I don't know but my guess is that it would very hard to keep a mission to Mars secret, especially in today's media-rich culture.


Thank you for this! What are causes of death the average person doesnt know about or not seen in movies?

djmjuegos1

There are enough very fast particles, mostly electrons and protons, that pose a serious radiation risk. In near-Earth space, the biggest threat are the Van Allen radiation belts, two torus-shaped rings around the magnetic equator of the Earth (one close in and another a few Earth radii out from the planet). After a magnetic storm, during which the aurora would be brightly lit up and perhaps shifted equatorward over the USA, these Van Allen belts are often intensified with additional particles, some times 100 times stronger than during quiet times. If you were in a space suit, outside of your ship, in the heart of these enhanced radiation belts, you would be exposed to damaging levels of particles in a matter of an hour or two...death in a day or two. Even inside your ship, you don't want to linger in these belts when they are enhanced like that.

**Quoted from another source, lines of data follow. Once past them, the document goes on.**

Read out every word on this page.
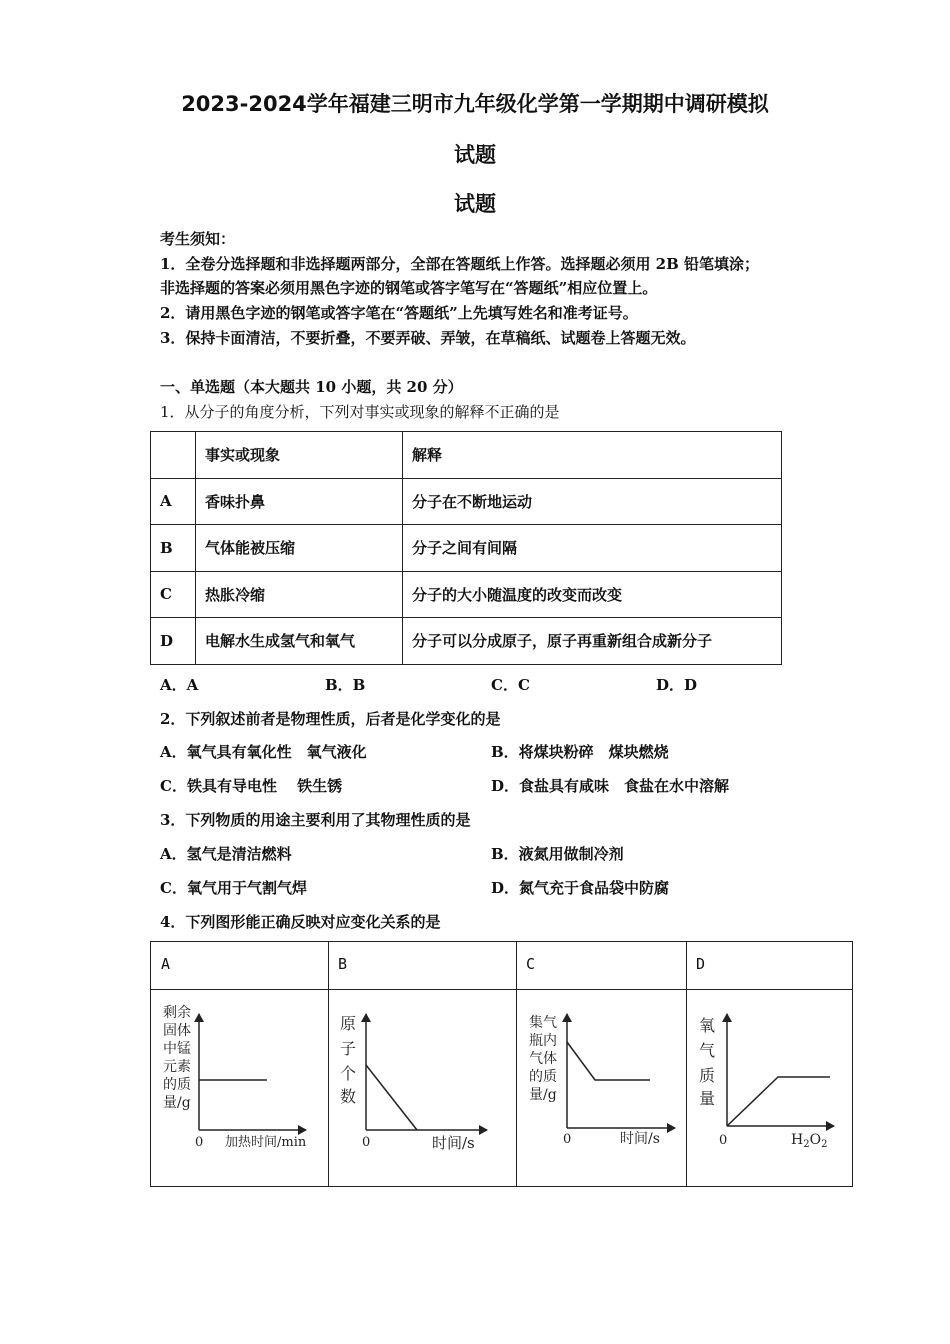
2023-2024学年福建三明市九年级化学第一学期期中调研模拟
试题
试题
考生须知：
1．全卷分选择题和非选择题两部分，全部在答题纸上作答。选择题必须用 2B 铅笔填涂；
非选择题的答案必须用黑色字迹的钢笔或答字笔写在“答题纸”相应位置上。
2．请用黑色字迹的钢笔或答字笔在“答题纸”上先填写姓名和准考证号。
3．保持卡面清洁，不要折叠，不要弄破、弄皱，在草稿纸、试题卷上答题无效。
一、单选题（本大题共 10 小题，共 20 分）
1．从分子的角度分析，下列对事实或现象的解释不正确的是
	事实或现象	解释
A	香味扑鼻	分子在不断地运动
B	气体能被压缩	分子之间有间隔
C	热胀冷缩	分子的大小随温度的改变而改变
D	电解水生成氢气和氧气	分子可以分成原子，原子再重新组合成新分子
A．A	B．B	C．C	D．D
2．下列叙述前者是物理性质，后者是化学变化的是
A．氧气具有氧化性　氧气液化	B．将煤块粉碎　煤块燃烧
C．铁具有导电性　 铁生锈	D．食盐具有咸味　食盐在水中溶解
3．下列物质的用途主要利用了其物理性质的是
A．氢气是清洁燃料	B．液氮用做制冷剂
C．氧气用于气割气焊	D．氮气充于食品袋中防腐
4．下列图形能正确反映对应变化关系的是
A	B	C	D
剩余
固体
中锰
元素
的质
量/g
0 加热时间/min
原
子
个
数
0	时间/s
集气
瓶内
气体
的质
量/g
0	时间/s
氧
气
质
量
0	$H_2O_2$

Another issue are geomagnetically induced currents. These are from the currents flowing in the auroral region, 100-200 km altitude. When the aurora are lit up brightly in spectacular sheets of green, red, and purple, this means that those space currents are strong as well. They can "induce" currents in really long (many miles) conducting loops here on the ground, like power lines and pipelines. Pipelines absorb this by having an extra add-on called a "sacraficial anode", which we have to replace occasionally. Power lines, however, suffer through the extra current. If a grid were operating at nearly 100% current capacity and then a space storm added a few percent more in GIC current to the grid, it could damage equipment. In 1989, the province of Quebec went black due to a GIC surge that blew out one of the really big transformers, setting off a chain reaction of outage across the region. They got it back on line ~12 hours later. If several such transformers blew out simultaneously, then it could be really bad. These transformers are very expensive and there is not a big inventory on hand. Power could be out for weeks or even months. Not a direct death but, we are so dependent on power for essentials of life, it could threaten many lives during a prolonged blackout.